Oztürk F, Görk S, Aydin M, Incesu L, Baysal K
Department of Pediatrics, Ondokuz Mayis University Faculty of Medicine, Samsun.
Turk J Pediatr. 1998 Oct-Dec;40(4):579-84.
Extrapontine myelinolysis in the pediatric age group is very rare. We report a nine-year-old girl with the classical clinical syndrome of pontine and extrapontine myelinolysis following liver trauma due to a traffic accident.
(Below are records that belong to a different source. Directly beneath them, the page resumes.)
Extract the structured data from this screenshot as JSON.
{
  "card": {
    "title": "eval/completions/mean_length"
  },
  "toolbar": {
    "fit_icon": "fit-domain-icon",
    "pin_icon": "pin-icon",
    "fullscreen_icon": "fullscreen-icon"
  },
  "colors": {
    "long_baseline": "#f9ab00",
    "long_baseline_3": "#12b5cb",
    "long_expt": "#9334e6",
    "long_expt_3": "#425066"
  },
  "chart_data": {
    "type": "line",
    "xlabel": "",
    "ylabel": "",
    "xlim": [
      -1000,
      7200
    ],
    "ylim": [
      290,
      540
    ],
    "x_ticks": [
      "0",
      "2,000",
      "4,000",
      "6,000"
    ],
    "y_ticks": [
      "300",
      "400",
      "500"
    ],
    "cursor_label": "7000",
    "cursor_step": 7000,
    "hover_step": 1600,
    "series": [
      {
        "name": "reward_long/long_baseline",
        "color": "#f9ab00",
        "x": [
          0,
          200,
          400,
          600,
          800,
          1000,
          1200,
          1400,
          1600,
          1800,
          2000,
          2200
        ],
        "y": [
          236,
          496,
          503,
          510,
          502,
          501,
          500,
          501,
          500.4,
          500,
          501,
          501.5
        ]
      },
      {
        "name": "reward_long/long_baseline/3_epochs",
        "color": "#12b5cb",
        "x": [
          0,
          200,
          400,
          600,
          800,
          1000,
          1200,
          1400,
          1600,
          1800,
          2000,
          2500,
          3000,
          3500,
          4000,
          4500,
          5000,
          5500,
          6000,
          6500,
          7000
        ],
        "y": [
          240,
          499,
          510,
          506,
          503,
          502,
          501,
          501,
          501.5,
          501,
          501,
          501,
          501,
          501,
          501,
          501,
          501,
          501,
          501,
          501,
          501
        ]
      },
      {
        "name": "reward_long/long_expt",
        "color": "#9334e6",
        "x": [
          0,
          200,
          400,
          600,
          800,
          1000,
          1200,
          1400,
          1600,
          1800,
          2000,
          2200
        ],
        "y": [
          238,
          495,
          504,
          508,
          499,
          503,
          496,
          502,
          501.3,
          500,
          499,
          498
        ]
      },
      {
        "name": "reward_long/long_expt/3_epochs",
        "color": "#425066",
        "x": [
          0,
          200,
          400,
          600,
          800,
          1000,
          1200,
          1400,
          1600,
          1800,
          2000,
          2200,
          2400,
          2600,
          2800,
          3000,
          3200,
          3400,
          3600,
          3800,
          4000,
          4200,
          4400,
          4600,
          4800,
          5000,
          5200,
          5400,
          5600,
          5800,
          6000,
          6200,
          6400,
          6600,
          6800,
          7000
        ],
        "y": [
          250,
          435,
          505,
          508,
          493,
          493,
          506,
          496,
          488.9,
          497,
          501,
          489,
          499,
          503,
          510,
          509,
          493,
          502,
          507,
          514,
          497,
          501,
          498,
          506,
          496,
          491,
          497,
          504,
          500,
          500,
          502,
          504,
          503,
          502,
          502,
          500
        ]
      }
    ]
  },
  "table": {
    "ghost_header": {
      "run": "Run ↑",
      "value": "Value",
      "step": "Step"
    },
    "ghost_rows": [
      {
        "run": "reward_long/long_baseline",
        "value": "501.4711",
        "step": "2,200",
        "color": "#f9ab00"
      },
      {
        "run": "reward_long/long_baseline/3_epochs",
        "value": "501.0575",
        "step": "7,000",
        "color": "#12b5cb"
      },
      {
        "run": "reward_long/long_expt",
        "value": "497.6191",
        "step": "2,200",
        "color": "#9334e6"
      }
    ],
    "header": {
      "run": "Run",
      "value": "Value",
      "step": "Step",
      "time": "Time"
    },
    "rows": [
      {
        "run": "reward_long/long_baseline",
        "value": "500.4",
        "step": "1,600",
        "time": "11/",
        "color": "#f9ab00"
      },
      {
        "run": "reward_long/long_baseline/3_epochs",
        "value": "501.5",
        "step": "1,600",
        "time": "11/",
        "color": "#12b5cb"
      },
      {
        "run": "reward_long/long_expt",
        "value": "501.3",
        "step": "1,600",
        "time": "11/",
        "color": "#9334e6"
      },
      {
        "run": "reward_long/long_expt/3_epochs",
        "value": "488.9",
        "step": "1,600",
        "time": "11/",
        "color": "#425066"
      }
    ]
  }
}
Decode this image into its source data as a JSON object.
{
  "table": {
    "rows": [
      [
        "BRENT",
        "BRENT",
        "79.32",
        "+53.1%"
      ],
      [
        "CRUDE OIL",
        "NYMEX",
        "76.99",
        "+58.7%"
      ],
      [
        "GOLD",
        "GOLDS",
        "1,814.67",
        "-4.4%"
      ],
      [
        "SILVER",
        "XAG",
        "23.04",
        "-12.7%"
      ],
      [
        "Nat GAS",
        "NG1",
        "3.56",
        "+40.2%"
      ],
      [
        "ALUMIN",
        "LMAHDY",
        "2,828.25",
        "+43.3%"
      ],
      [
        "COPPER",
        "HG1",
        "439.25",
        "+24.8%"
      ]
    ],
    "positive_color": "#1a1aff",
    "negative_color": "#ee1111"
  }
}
She was referred to our hospital for further investigation of convulsions due to severe postoperative hyponatremia. She had no hypoxic event or other identifiable cause for the neurological symptoms. Neurological deterioration began about two days after correction of hyponatremia and followed a period of temporary improvement in hyponatremic encephalopathy. Diagnosis of extrapontine myelinolysis was confirmed with the identification of typical features on magnetic resonance imaging. The rapid correction of hyponatremia seemed the most likely cause since other biochemical tests including liver function tests were all within normal ranges. The long term clinical outcome was good. It is important to carefully monitor the rate of correction in electrolyte disturbances, and to consider the individual variation in response to therapy.
小儿年龄组的脑桥外髓鞘溶解非常罕见。我们报告了一名9岁女孩,她在因交通事故导致肝外伤后出现了典型的脑桥和脑桥外髓鞘溶解临床综合征。她因严重术后低钠血症导致惊厥被转诊至我院作进一步检查。她没有缺氧事件或其他可识别的神经症状病因。神经功能恶化在低钠血症纠正后约两天开始,之前有一段低钠性脑病的暂时改善期。通过磁共振成像发现典型特征确诊为脑桥外髓鞘溶解。低钠血症的快速纠正似乎是最可能的原因,因为包括肝功能检查在内的其他生化检查均在正常范围内。长期临床结果良好。仔细监测电解质紊乱的纠正速度并考虑个体对治疗反应的差异很重要。